Silêncio da fala não diz, porém, ausência de palavras. Ao contrário, diz
vigência, tanto no falar como no calar, da diferença essencial entre língua e
Linguagem. Ler poeticamente a poesia significa também a-colher nas
peregrinações dos versos o vigor dessa diferença. Significa propiciar o diálogo
entre a escuta do autor e a escuta do leitor a propósito da realidade no
advento de trans-formações históricas. Trans-formações históricas, no entanto,
não constituem motivos para a poesia. A obra dos poetas não pode ser explicada
por nenhum motivo. Só se explica o que não é criador. O criador é sempre
inexplicável. Tocados pelo "coração intrépido" da poesia, todos os
motivos, quando chegam à obra, já deixaram de ser motivos, para se tornarem
versos de uma palavra poética.
Para criar,
os poetas não carecem de muito nem têm necessidade de grandeza ou de grandes
quantidades.
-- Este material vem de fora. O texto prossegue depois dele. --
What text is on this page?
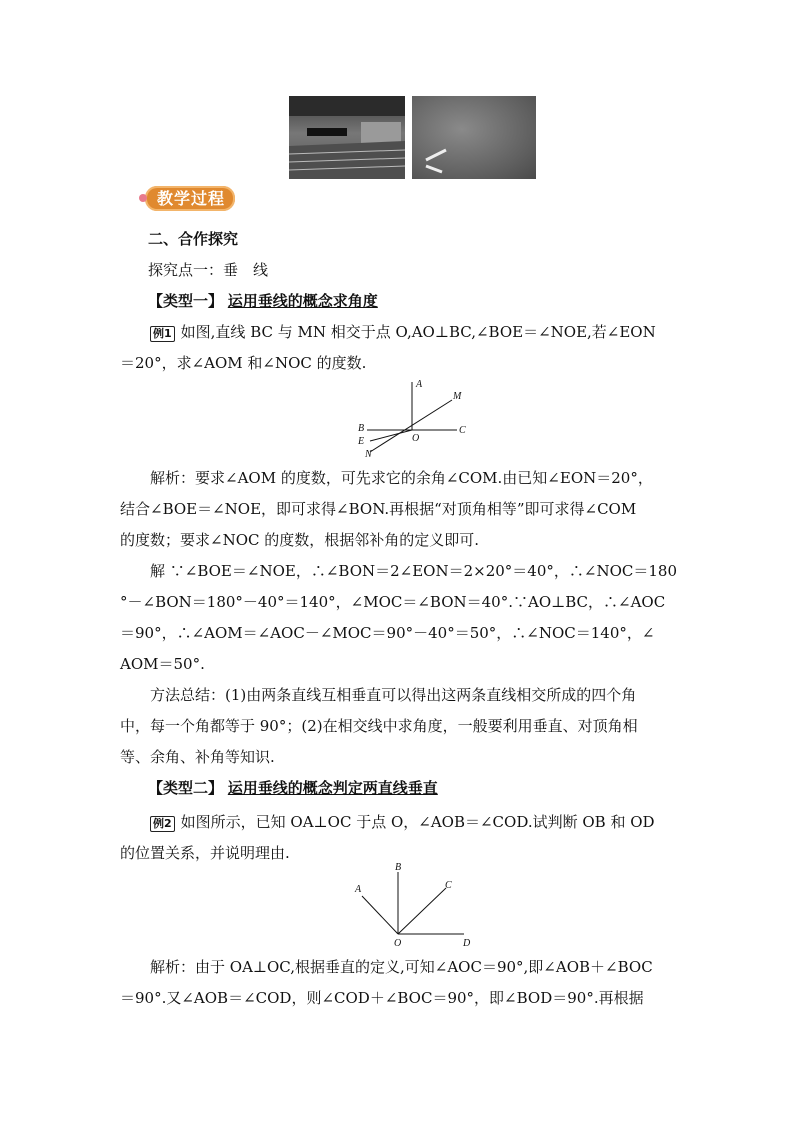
教学过程
二、合作探究
探究点一：垂　线
【类型一】 运用垂线的概念求角度
例1 如图,直线 BC 与 MN 相交于点 O,AO⊥BC,∠BOE＝∠NOE,若∠EON
＝20°，求∠AOM 和∠NOC 的度数.
A
M
B
E
N
O
C
解析：要求∠AOM 的度数，可先求它的余角∠COM.由已知∠EON＝20°，
结合∠BOE＝∠NOE，即可求得∠BON.再根据“对顶角相等”即可求得∠COM
的度数；要求∠NOC 的度数，根据邻补角的定义即可.
解 ∵∠BOE＝∠NOE，∴∠BON＝2∠EON＝2×20°＝40°，∴∠NOC＝180
°－∠BON＝180°－40°＝140°，∠MOC＝∠BON＝40°.∵AO⊥BC，∴∠AOC
＝90°，∴∠AOM＝∠AOC－∠MOC＝90°－40°＝50°，∴∠NOC＝140°，∠
AOM＝50°.
方法总结：(1)由两条直线互相垂直可以得出这两条直线相交所成的四个角
中，每一个角都等于 90°；(2)在相交线中求角度，一般要利用垂直、对顶角相
等、余角、补角等知识.
【类型二】 运用垂线的概念判定两直线垂直
例2 如图所示，已知 OA⊥OC 于点 O，∠AOB＝∠COD.试判断 OB 和 OD
的位置关系，并说明理由.
B
A	C
O	D
解析：由于 OA⊥OC,根据垂直的定义,可知∠AOC＝90°,即∠AOB＋∠BOC
＝90°.又∠AOB＝∠COD，则∠COD＋∠BOC＝90°，即∠BOD＝90°.再根据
Numa haste de relva silvestre descobrem o Infinito da Linguagem,
que logo os transporta para a Terra-do-Sem-Fim, a paisagem do pensamento e da
criação. Cada qual ao seu modo e estilo, ao seu modo e maneira, os poetas e os
pensadores, reconduzem para a Linguagem as ordens e desordens da história,
encontrando sempre a compertinência de homem e terra, mesmo num mundo de
alienações e dicotomias. Em todas as poesias e pensamentos, tentam construir vias
de analogia que aviem a festa da existência onde se combate o bom combate.
No
pensamento dos pensadores e na poesia dos poetas a presença criadora da
Linguagem, auscutando-lhe a palavra essencial no advento inesperado da verdade
na técnica.
#RIODEJANEIRO#,
13 DE NOVEMBRO DE 2018)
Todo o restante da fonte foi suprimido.